Cricket Ireland’s decision to host Afghanistan for a five-match ODI series this August has sparked a genuine ethical debate — and in an unusual move, the board has told its own players they can choose not to take part if they are not comfortable with it.

The Series and the Problem With It

Ireland will host Afghanistan across two venues — Bready in Northern Ireland and Stormont in Belfast — from August 5 to 14. The five-match ODI series was approved after a dedicated 90-minute board meeting held solely to discuss this one question.

The issue is straightforward and serious. Since the Taliban returned to power in Afghanistan in 2021, women have been banned from participating in sport of any kind. The Afghan women’s cricket team — most of whom had been given contracts and were building careers — had to flee the country. Most of them are now in exile in Australia.

Australia and England have already either cancelled or refused to schedule bilateral series against Afghanistan’s men’s team in protest. Ireland are now going a different route — playing the series but giving their own players the right to opt out.

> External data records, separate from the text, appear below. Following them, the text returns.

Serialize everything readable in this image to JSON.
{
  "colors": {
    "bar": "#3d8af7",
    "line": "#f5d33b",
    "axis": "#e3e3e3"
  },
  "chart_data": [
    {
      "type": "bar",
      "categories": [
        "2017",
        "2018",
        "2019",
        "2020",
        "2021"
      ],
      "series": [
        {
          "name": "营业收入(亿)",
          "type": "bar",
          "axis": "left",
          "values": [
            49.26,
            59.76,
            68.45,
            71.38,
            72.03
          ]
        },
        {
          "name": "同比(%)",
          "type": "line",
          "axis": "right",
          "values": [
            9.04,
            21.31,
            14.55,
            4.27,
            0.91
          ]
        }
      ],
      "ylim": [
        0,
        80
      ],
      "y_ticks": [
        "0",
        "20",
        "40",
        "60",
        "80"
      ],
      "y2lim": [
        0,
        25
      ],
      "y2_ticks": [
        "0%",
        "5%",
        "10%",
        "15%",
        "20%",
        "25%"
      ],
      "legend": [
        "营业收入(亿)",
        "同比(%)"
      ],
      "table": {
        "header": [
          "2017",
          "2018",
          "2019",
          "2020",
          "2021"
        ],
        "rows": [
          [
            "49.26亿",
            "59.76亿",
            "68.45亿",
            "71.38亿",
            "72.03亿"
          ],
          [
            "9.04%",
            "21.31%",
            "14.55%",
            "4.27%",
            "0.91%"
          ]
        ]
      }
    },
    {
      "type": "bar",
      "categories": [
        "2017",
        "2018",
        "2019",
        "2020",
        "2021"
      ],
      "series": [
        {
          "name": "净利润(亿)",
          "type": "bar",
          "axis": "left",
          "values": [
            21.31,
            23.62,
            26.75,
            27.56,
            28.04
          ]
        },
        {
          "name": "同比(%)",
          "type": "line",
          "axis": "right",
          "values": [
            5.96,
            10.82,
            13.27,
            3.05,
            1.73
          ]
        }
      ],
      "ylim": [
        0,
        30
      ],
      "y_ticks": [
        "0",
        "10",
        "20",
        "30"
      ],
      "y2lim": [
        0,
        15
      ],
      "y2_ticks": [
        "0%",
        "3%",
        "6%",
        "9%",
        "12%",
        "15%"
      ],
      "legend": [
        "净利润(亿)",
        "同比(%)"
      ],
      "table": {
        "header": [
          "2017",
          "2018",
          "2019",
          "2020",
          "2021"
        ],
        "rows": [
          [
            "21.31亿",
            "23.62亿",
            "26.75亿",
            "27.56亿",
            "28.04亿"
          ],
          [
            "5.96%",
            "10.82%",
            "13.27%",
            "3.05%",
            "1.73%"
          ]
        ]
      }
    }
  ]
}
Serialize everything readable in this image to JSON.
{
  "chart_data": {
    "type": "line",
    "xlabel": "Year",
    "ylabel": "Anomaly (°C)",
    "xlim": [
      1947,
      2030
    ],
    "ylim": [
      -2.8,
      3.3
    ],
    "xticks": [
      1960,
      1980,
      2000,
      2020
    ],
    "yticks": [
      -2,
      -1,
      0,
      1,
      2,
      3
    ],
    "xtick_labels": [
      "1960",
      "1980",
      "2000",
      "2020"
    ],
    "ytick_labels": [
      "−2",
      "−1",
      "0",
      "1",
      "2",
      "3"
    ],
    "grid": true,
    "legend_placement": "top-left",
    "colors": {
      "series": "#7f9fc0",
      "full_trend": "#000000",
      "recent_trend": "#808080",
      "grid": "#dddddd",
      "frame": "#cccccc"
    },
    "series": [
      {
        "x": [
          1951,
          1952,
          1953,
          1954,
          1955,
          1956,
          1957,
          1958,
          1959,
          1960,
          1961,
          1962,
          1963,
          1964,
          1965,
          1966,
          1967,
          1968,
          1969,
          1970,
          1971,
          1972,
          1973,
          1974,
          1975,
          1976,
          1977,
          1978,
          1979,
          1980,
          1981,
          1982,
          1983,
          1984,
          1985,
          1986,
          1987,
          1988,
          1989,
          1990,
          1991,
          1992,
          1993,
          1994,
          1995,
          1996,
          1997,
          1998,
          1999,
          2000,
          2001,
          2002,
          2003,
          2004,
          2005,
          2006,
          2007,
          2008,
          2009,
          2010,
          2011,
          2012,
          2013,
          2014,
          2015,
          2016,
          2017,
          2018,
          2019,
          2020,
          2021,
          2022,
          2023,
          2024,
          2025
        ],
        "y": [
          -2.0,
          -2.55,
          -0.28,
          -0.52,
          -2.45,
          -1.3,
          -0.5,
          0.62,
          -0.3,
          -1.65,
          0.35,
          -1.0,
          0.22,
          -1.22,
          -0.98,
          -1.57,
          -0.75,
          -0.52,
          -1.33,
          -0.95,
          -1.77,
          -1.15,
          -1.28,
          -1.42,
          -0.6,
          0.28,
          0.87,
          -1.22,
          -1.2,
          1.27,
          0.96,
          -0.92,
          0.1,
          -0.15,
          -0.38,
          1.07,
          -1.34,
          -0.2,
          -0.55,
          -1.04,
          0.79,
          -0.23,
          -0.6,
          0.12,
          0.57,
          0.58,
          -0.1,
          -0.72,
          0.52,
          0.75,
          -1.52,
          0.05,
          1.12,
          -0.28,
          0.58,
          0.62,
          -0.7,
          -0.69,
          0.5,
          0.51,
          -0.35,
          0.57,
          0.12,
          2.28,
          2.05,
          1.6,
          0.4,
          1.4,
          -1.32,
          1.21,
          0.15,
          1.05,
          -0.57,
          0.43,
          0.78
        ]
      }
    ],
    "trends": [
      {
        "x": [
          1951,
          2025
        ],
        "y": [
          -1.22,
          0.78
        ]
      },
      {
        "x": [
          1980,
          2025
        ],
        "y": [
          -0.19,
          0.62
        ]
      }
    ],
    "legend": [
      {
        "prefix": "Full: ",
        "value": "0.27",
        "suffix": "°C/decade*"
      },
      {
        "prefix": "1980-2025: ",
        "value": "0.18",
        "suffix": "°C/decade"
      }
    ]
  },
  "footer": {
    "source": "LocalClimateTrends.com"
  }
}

“I Think You Have To” — Graeme West

Cricket Ireland’s director of high performance, Graeme West, was clear that the opt-out option was not optional in principle — he felt it was the only right thing to offer the players.

“I think you have to. We have had conversations with both the men’s and women’s teams to gauge opinion. There are concerns, as you would anticipate, but when we had similar conversations with the board and considered all the factors, there is an understanding.”

Cricket Ireland CEO: “Not a Financial or Legal Decision”

CEO Sarah Keane — who made history as the first permanent female CEO of an ICC full member nation — was careful to be transparent about the nature of the decision and the discomfort within the board.

“I want to acknowledge upfront the moral discomfort that I think we all sit with around this decision and how the regime treats women in particular.”

“I’m not going to fob you off by saying that there’s financial reasons and there’s legal reasons. There aren’t. This has been a decision by Cricket Ireland in what it believes is the best interest of the organisation as a whole.”

The board’s vote was not unanimous. Forty percent of Cricket Ireland’s board members are women. Keane said one of the main reasons to go ahead was to keep the plight of the displaced Afghan women’s team firmly on the international agenda.

“If we don’t play the series the issue kind of goes away, whereas we need to be talking about the displaced Afghan women’s team. It’s incumbent on us to make sure we look to what we can do and it stays an issue.”

Cricket Ireland has also invited the exiled Afghan women’s team to play fixtures in Ireland, though it is not expected to happen this year due to scheduling constraints.

The Bigger Picture: ICC Under Pressure

Cricket Ireland’s dilemma reflects a wider failure at the ICC level. The global body mandates that Test-playing nations must support women’s cricket — but Afghanistan has had no women’s programme since 2021, and the ICC has not taken action.

Human Rights Watch wrote to ICC chairman Jay Shah in early 2025 urging the suspension of Afghanistan’s membership, pointing out that the Taliban’s ban on women’s sport directly violates the ICC’s own anti-discrimination policy and the Olympic Charter. The ICC resisted, arguing that punishing male cricketers for their government’s policies would be unjust.

The question Cricket Ireland is wrestling with — whether playing sends the wrong message or a louder one — is one the entire cricket world has been unable to answer as a collective.